# LoRA Reference

LoRA is a parameter-efficient fine-tuning technique that injects trainable low-rank
matrices into pre-trained weights, typically around linear layers. Compared with
full-parameter fine-tuning, this reduces memory usage and compute cost substantially,
making RL fine-tuning of large models much more practical on limited hardware.

In AReaL, this is especially useful for:

- reinforcement learning with very large models, including 70B+ models, on relatively
  modest hardware such as 8 x 80 GB GPUs,
- enabling larger batch sizes because LoRA reduces training memory pressure,
- simplifying transfer and deployment because only the LoRA adapters need to be saved
  and shipped,
- \[Future\] fine-tune multiple LoRA adapters more efficiently in parallel for better
  hardware utilization (see RFC
  [#609](https://github.com/inclusionAI/AReaL/issues/609)).

This guide explains how to enable LoRA in RL training and configure the related
parameters.

## Backend Support

The current LoRA support matrix in AReaL is:

| Engine   | vLLM | SGLang |
| -------- | ---- | ------ |
| FSDP2    | ✅   | ✅     |
| Megatron | ✅   | ❌     |
| Archon   | ❌   | ❌     |

**Example scripts:**

| Engine       | Example script                                    |
| ------------ | ------------------------------------------------- |
| FSDP2        | `examples/math/gsm8k_grpo_lora.yaml`              |
| Megatron     | `examples/math/gsm8k_grpo_megatron_lora.yaml`     |
| Megatron MoE | `examples/math/gsm8k_grpo_megatron_lora_moe.yaml` |

For Megatron + vLLM, AReaL now supports:

- LoRA fine-tuning on MoE architectures such as Qwen3 MoE with XCCL-based LoRA weight.
- Cross-node LoRA training when the Megatron and rollout groups span multiple nodes.

## Core LoRA Parameters

| Parameter         | What it controls                                                                                        | Typical values        |
| ----------------- | ------------------------------------------------------------------------------------------------------- | --------------------- |
| `use_lora`        | Enables LoRA fine-tuning mode.                                                                          | `true` / `false`      |
| `lora_rank` (`r`) | Rank of the low-rank adapters.

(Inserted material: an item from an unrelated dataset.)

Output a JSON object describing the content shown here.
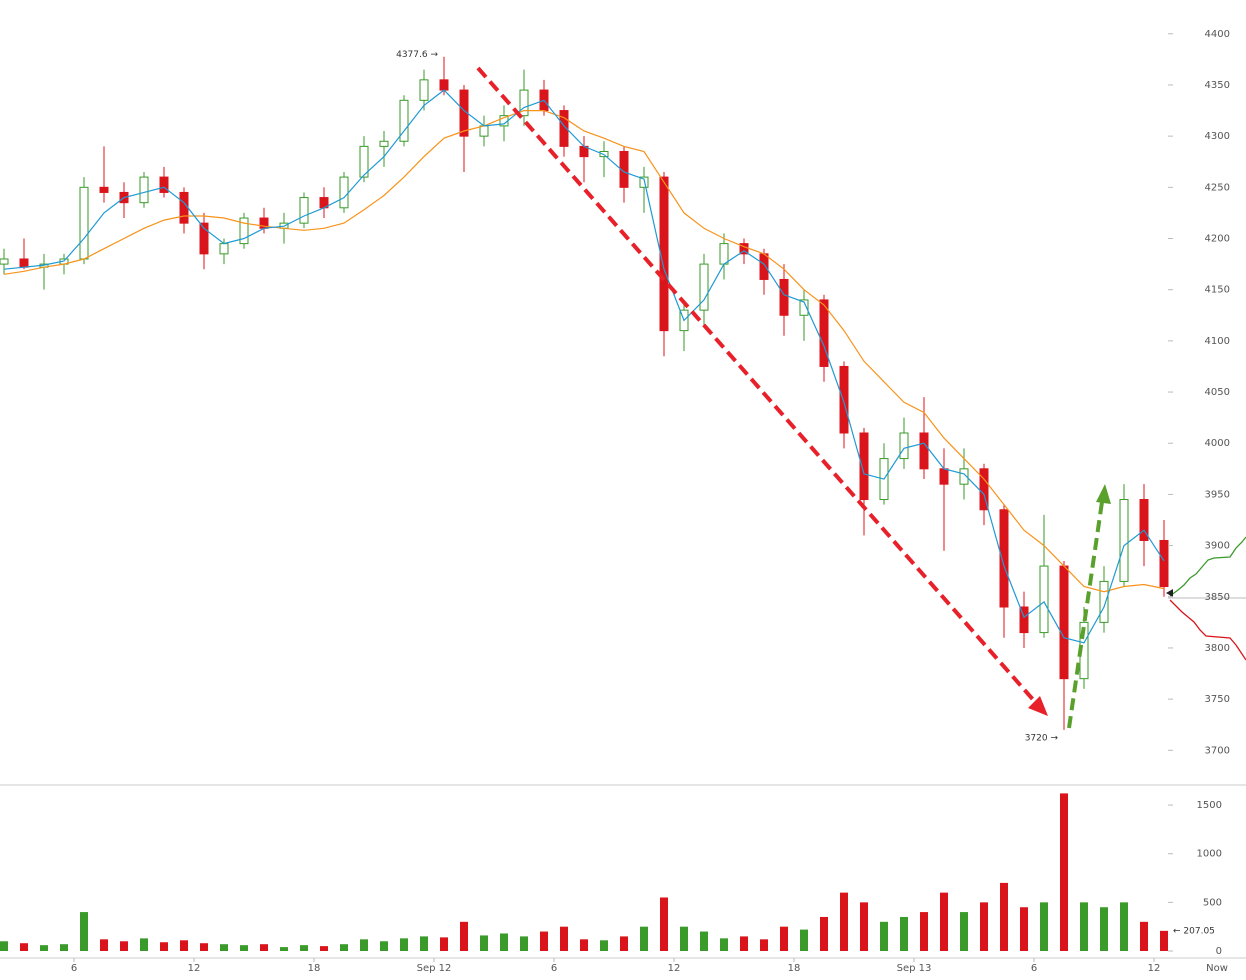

Higher rank increases capacity and memory/compute cost.                  | `8`, `16`, `32`, `64` |
| `lora_alpha`      | LoRA scaling factor. Effective adapter scale is commonly thought of as proportional to `alpha / r`.     | `16`, `32`, `64`      |
| `target_modules`  | Which model submodules receive LoRA adapters. This is the most important architecture-specific setting. | e.g. \[`all-linear`\] |
| `peft_type`       | PEFT method type. In AReaL configs, this is LoRA.                                                       | `lora`                |

## Practical Notes

- Start with `r=16` or `r=32` for most models, then tune upward only if needed.
- Keep `target_modules` consistent with your model architecture naming.
- For Megatron backend, LoRA requires `megatron-bridge` instead of `mbridge`.